Yes, but not in quite the way the pundits think.
In Northland, the contest started out as one for National to lose. The Labour Party candidate, Willow-Jean Prime, was outstanding—but she was standing in a strong-National Party seat she’d lost just a few months ago. It was highly improbable that she’d win, even with the Greens opting to not stand a candidate.
Enter Winston Peters, possibly the most loved and the most hated politician in New Zealand, all at the same time. He gambled that he could take on the National Party and beat them, and it became clear early on that he would succeed. Labour Party Leader Andrew Little gave implicit support to the idea of Labour voters voting for Peters, and they did, as did Green supporters.
But it’s important to remember that National Party voters also voted for Winston, sending a message to their own party and to John Key. They could do that because nothing was at risk: They knew that a vote for Peters wouldn’t change the government, it would just—safely—send a strong message.

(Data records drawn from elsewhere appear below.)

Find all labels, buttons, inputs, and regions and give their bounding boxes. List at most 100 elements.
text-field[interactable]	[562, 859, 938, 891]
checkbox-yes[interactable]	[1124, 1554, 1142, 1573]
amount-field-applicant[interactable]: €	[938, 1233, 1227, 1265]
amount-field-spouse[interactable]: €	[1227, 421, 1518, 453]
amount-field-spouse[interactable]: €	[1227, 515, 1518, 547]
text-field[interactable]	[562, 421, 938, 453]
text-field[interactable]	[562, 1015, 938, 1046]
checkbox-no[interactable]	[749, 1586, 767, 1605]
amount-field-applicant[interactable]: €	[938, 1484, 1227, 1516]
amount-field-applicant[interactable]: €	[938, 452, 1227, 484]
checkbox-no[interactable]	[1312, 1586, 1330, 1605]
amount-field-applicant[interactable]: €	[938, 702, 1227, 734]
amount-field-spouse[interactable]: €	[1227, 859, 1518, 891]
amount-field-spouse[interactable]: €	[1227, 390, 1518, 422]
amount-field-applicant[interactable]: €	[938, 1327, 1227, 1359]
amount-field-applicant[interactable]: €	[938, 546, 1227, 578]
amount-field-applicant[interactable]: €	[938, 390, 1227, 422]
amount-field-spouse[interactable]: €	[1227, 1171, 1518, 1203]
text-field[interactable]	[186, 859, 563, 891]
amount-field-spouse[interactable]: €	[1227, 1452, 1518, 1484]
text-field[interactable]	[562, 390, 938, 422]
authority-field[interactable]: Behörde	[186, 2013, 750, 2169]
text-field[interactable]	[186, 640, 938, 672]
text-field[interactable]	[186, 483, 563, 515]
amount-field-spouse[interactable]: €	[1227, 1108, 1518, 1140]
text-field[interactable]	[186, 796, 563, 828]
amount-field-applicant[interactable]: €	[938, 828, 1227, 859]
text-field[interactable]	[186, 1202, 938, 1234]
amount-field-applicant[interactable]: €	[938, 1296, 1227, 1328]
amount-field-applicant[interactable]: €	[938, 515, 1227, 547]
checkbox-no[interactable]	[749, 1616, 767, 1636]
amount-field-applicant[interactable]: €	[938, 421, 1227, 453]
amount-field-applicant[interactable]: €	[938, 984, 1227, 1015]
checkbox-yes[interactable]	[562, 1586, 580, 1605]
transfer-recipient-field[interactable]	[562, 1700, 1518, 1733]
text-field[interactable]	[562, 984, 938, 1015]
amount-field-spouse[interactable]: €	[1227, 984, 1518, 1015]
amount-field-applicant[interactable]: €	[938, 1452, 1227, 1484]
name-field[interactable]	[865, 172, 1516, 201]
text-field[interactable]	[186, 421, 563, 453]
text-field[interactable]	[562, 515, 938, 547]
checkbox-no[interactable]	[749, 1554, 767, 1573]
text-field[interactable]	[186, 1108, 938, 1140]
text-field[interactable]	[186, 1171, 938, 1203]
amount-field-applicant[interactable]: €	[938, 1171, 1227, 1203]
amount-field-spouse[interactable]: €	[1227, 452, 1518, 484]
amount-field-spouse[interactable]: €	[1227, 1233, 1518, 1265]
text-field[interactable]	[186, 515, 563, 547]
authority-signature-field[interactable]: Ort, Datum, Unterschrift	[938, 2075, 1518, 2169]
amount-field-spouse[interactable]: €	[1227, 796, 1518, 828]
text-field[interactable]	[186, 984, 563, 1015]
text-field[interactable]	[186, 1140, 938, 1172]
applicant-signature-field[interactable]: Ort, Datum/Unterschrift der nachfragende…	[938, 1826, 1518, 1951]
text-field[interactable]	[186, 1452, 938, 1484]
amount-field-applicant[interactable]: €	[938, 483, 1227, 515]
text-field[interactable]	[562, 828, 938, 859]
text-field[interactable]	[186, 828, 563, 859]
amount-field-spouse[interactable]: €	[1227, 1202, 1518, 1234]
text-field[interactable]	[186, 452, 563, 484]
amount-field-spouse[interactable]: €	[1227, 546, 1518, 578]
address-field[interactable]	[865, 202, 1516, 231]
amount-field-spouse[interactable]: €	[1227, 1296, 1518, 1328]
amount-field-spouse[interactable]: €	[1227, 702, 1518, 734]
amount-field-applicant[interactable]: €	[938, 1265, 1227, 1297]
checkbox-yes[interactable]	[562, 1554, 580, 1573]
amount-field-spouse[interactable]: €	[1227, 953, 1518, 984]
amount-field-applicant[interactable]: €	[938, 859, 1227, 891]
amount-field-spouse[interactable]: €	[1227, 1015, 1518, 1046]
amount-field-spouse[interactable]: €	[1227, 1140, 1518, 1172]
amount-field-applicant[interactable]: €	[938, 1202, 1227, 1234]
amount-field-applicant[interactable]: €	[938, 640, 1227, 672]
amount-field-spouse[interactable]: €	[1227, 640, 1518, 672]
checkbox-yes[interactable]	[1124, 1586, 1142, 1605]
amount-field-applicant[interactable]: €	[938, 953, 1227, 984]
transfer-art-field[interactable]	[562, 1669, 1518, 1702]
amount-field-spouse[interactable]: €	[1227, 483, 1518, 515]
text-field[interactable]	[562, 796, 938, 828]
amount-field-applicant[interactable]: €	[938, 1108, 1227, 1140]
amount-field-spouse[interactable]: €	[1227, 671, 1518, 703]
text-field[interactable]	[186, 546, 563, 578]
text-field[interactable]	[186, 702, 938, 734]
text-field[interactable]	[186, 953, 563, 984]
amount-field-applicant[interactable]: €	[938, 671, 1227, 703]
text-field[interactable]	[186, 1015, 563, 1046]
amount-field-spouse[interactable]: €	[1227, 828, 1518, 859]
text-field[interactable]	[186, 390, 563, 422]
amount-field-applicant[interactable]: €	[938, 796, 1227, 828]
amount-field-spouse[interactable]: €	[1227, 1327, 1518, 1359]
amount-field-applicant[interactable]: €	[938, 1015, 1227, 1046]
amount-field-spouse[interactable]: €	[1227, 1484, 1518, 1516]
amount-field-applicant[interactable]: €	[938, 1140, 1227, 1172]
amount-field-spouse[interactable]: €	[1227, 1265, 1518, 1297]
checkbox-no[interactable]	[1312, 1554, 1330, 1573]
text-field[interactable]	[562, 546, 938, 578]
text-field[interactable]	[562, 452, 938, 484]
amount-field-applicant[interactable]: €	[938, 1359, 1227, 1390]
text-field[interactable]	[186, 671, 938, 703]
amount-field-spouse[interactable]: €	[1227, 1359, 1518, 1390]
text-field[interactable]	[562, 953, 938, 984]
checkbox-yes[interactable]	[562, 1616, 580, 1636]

Nevertheless, this does change things. National drops from 60 seats to 59 (plus the one-person Act Party, who will always vote the way John Key tells him to since he’d never even be in Parliament without Key’s direct help). Key can also count on his poodle Peter Dunne, and the normally subservient Maori Party, so with the certain loyalty of all those folks it’s highly unlikely that the government will fall.
On the other hand, Key may need to negotiate with other parties to get things through Parliament. For example, he may not be able to get the changes to the Resource Management Act that he wants, so it may tilt a little less toward rich developers and corporations than it would have before the by-election. Similarly, he’s unlikely to get anything supporting the Trans Pacific Partnership Agreement through Parliament without the support of Labour—and that would come at a cost that Key may find too high, hoping instead to win again in 2017 so he can push through whatever they wants without challenge or compromise.
But 2017’s where the real effect of the by-election will be felt. National will probably win back the Northland seat in 2017—National voters will “come home” when it matters. But the myth of invincibility has now been shattered, and Key (or whoever is leader of he National Party at the time) will need to fight harder than they have in decades. Also, with Key’s agenda being confronted and challenged constantly over the next 2½ years, he (or his successor) won’t look quite so able in 2017.
National has no one to blame but themselves for the loss. Auckland-based campaign manager Steven Joyce sent ministers up to Northland in Crown cars, dressed in suit and tie—this to an electorate that’s mostly rural. It smacked of big city hubris, and was widely mocked. So, too, were the obvious campaign bribes, like turning a dozen one-lane bridges into two-lane bridges, something that Northlanders also openly mocked (they stated calling it a “buy election”) and didn’t want: The want jobs and opportunities in what is one of the poorest electorates in New Zealand.
Ultimately, however, it may prove to be the emerging factionalism within the National Party that may prove to be their real undoing—more than the tone-deaf campaign management of Joyce, or the arrogance and hubris of the government. It’s pretty obvious that the Judith Collins/Maurice Williamson/etc. factions of National are delighted by this loss because of the consequent weakening of Key and Joyce.
It’s going to be an interesting 2½ years.